Fu H., Yuan G., Ge D., Li W., Zou D., Huang Z., ...More

AQUATIC SCIENCES, vol.82, no.2, 2020 (SCI-Expanded) identifier identifier

  • Publication Type: Article / Article
  • Volume: 82 Issue: 2
  • Publication Date: 2020
  • Doi Number: 10.1007/s00027-020-0711-7
  • Journal Name: AQUATIC SCIENCES
  • Journal Indexes: Science Citation Index Expanded (SCI-EXPANDED), Scopus, Academic Search Premier, PASCAL, Agricultural & Environmental Science Database, Aqualine, Aquatic Science & Fisheries Abstracts (ASFA), Artic & Antarctic Regions, BIOSIS, CAB Abstracts, Environment Index, Geobase, Pollution Abstracts, Veterinary Science Database
  • Keywords: Elevation gradients, Functional traits, Multiple ecosystem functions, Mass ratio effects, Niche complementary effects, ROOT TRAITS, DIVERSITY, PRODUCTIVITY, BIODIVERSITY, VEGETATION, LEAF, DISTURBANCE, COMPETITION, IMPACTS, MODELS
  • Middle East Technical University Affiliated: No


Trait-based approaches have been used to explore ecosystem level consequences of local changes in biodiversity along environmental gradients. Using a novel response-effect trait framework, we seek to identify and explain the mechanisms governing the cascading effects of environment on plant traits and ecosystem multi-functioning in the large Poyang Lake wetland, China.

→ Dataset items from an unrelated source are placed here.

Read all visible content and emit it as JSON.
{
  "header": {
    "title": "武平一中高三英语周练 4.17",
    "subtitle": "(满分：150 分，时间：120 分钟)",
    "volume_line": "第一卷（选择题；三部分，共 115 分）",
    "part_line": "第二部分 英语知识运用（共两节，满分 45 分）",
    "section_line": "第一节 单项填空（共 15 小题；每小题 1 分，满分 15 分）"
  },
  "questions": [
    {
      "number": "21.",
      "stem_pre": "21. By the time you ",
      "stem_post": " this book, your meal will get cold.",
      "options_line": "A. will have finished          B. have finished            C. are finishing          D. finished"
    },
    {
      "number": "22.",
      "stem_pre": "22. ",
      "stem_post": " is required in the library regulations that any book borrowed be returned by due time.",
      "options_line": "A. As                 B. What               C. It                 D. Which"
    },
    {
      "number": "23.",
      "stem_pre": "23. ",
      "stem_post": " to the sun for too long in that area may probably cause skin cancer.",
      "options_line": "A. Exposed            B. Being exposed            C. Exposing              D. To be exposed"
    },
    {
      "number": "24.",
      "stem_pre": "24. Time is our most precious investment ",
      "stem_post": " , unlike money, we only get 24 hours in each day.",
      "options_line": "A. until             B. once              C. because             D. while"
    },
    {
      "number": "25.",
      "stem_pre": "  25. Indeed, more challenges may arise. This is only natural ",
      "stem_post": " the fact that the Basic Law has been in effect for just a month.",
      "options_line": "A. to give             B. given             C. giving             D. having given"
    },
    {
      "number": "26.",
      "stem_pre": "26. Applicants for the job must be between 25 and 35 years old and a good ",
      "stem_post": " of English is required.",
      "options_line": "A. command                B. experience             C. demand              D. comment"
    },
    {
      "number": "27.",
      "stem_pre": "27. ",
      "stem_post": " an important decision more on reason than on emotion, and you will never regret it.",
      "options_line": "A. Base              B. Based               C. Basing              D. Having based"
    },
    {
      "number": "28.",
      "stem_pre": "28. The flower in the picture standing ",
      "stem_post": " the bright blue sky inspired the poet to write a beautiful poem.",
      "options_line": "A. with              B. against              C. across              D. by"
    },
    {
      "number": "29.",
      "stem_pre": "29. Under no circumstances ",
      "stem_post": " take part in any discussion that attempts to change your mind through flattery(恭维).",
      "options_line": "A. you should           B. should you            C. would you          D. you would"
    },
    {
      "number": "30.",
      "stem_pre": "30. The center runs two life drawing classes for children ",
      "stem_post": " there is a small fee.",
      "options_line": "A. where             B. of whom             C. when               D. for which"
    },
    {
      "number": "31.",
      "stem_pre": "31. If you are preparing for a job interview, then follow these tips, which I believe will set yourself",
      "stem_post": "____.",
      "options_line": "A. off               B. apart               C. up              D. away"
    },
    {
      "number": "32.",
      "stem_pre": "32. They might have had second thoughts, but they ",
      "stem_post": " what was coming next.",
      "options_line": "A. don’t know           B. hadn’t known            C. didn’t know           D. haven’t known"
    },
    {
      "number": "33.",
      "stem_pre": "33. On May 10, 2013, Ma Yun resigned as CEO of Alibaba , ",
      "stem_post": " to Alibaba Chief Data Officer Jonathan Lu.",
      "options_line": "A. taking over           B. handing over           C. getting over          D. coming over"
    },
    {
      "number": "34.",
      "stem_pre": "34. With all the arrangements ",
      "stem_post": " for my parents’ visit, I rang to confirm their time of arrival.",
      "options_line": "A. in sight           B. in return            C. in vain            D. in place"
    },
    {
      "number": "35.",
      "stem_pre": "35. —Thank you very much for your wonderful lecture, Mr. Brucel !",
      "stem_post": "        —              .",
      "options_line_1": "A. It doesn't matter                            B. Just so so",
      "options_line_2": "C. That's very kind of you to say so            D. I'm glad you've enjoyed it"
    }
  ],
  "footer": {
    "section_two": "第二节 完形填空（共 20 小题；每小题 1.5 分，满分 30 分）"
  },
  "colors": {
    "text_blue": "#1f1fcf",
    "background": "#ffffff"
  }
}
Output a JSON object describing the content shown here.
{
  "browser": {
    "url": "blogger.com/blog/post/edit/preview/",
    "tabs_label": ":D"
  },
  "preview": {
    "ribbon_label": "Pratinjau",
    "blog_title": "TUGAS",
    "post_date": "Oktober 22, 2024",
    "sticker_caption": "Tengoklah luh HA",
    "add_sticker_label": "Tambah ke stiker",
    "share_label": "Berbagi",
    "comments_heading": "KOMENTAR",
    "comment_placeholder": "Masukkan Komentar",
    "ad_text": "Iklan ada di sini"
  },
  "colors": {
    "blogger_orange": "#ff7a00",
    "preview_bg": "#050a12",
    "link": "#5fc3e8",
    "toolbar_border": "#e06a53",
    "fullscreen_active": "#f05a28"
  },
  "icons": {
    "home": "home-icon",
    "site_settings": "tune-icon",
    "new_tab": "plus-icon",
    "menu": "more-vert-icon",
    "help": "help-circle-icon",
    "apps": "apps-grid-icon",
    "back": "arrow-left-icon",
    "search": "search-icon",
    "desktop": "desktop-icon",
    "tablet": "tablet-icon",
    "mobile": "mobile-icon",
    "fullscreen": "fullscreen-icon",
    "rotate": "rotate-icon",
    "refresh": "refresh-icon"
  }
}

We sampled the above-ground biomass of the plant communities in 129,100 m(2) plots and estimated the community weighted mean (functional identity, CWM) and distribution (functional diversity, FD) of seven plant morphological and phenological traits. The response-effect trait model (as showed by generalized multilevel path models) explained 97% and 51% of the variation in community productivity and soil carbon, respectively, and indicated that CWM morphometric (-morph) and CWM phenotypic (-pheno) traits promoted community productivity. Soil nutrient, followed by soil moisture exerted dominant and direct control on soil carbon. Elevation as well as soil moisture and nutrients had indirect effects on community productivity and soil carbon either via CWM or FD traits. Our study indicates that mass ratio processes (as reflected by CWM) modified the variations in community productivity and that niche complementary processes (as reflected by FD) explained some of the variations in soil carbon, though the relationships were weak. We conclude that a trait-based approach is useful in predicting the cascading effects of environmental factors on productivity, while the tested traits (that did not include root traits) mediated only a few environmental effects on soil carbon.